何があったかとういと、(説明しようとすると、一連の流れを説明していかないといけないので、長くなるのでかいつまんで)
武力革命を起こすという目的の元、結成された連合赤軍は、革命戦士として軍事訓練をするため群馬県・妙義山をアジトに訓練を行っていた。
その訓練のなかで、自らの総括をすることで、革命戦士として完成するという発想のもと、リンチが行われ、総勢29名中15名がリンチにより死亡した。

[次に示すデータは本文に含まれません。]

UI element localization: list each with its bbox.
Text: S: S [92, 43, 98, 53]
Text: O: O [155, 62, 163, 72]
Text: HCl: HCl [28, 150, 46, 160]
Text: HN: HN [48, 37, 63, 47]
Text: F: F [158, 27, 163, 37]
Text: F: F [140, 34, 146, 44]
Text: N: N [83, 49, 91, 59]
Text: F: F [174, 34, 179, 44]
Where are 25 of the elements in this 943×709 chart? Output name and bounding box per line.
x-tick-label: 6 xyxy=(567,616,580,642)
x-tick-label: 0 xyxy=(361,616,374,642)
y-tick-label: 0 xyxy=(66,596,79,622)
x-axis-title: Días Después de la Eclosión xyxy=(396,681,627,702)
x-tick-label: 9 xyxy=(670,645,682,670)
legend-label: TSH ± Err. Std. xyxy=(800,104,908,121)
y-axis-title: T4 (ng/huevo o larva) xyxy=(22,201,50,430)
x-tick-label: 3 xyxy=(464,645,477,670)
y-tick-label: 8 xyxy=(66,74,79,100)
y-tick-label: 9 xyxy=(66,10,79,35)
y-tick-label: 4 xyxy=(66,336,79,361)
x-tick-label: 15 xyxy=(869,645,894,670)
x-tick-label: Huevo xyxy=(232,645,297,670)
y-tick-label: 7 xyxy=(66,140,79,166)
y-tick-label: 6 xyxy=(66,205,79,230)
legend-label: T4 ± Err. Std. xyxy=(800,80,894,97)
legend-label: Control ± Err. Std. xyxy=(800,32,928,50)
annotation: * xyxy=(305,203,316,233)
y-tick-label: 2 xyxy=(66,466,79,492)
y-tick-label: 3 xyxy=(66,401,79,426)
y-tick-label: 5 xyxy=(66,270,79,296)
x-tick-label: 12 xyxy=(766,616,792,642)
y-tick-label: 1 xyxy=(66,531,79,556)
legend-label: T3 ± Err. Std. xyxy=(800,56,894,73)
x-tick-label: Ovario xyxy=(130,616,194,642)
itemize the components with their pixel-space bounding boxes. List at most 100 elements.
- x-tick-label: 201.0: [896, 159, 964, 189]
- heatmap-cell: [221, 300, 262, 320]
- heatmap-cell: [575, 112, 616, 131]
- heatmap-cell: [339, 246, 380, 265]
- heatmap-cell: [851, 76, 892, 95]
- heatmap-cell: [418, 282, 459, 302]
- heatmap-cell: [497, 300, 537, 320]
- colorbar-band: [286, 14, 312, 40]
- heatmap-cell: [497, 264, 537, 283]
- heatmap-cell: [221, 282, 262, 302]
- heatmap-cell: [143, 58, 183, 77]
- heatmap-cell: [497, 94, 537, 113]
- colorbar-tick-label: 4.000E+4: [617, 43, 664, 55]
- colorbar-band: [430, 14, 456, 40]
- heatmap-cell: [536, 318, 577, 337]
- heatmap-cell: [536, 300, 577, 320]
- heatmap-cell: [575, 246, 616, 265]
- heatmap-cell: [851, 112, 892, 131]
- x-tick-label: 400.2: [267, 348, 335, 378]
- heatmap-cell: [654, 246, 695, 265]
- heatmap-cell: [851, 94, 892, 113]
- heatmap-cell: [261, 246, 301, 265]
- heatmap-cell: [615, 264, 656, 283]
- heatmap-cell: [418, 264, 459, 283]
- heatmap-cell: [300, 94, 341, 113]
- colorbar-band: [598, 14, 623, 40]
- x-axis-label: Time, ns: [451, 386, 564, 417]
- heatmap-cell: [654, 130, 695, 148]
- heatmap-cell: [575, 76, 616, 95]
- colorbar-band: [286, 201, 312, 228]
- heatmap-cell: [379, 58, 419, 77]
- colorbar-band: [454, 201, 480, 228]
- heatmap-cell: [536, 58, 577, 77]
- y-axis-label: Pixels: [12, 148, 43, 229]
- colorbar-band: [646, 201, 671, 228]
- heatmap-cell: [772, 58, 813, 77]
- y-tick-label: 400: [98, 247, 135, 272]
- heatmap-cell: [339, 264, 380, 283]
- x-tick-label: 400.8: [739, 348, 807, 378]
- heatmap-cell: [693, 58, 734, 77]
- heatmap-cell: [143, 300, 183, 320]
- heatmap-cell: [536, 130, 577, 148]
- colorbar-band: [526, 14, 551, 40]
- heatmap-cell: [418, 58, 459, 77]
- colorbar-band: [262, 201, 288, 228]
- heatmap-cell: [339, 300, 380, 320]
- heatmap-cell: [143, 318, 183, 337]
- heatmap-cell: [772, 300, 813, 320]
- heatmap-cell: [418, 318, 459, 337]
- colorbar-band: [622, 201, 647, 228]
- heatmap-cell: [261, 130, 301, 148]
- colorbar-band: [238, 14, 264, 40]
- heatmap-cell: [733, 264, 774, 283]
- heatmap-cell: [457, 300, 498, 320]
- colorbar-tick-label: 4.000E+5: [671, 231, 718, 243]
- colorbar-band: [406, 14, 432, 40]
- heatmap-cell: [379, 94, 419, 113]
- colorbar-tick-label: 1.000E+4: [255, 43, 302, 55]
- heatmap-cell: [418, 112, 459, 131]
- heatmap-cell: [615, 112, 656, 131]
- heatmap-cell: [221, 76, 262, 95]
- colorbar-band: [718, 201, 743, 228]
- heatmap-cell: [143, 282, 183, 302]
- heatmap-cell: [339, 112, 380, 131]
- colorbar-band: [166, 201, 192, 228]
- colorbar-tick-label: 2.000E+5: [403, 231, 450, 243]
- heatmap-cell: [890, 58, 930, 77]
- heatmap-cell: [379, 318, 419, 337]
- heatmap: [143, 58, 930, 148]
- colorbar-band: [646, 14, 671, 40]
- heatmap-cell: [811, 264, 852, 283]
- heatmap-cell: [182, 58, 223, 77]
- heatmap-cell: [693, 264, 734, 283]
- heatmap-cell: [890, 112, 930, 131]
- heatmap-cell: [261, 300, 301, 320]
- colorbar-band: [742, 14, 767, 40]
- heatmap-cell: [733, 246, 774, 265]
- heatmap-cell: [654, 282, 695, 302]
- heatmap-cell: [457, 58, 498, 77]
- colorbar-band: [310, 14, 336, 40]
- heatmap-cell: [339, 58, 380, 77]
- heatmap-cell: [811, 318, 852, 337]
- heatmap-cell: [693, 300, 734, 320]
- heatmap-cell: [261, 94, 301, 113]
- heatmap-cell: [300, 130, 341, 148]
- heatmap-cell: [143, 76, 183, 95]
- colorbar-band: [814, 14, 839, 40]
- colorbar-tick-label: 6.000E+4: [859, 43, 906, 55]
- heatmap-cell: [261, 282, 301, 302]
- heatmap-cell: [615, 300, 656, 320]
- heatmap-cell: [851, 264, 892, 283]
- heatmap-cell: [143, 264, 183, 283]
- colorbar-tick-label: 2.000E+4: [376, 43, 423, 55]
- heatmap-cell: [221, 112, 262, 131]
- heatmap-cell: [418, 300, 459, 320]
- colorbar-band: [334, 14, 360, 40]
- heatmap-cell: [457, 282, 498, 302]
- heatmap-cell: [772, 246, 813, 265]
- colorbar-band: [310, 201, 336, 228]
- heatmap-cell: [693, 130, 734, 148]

さて話を映画のほうに移すと、この映画は「映画のメイキング形式で話が進んでいく」
テーマがテーマで非常に重いだけに、メイキング形式をとることで逃げていると思われても仕方ない、演出である。
この点は、非常に残念で仕方ない。
また映画中に登場する、名称・人名は実際の名前ではなく、劇用に用意された名前を使っている。
(例、連合赤軍→連合パルチザン)これも逃げなんだろうか。

さて褒めるところは、褒めておこう。
裕木奈江と山本太郎の演技は、素晴らしい。あの迫力はそうそう、日本映画で見られるものじゃない。
特に裕木奈江。今後も素晴らしい役者さんとして期待できるとオモタ。

そして、この題材を取り上げたことに評価が出来る。
政治思想的に難しい面もあり、主犯格であるメンバーは今も死刑再審請求中ということもあり、
難しいことがいっぱいあっただろう。また原作もいろいろと問題を抱えていたみたいだし。
それでも題材として取り上げたということは、それだけ訴えたいものがあったのだろう、と感じた。

この映画の訴えたいことと、私の政治思想的なことを絡めて
この映画のことについて、話すことはしないが、
若い人たちに一度見て欲しいと思う。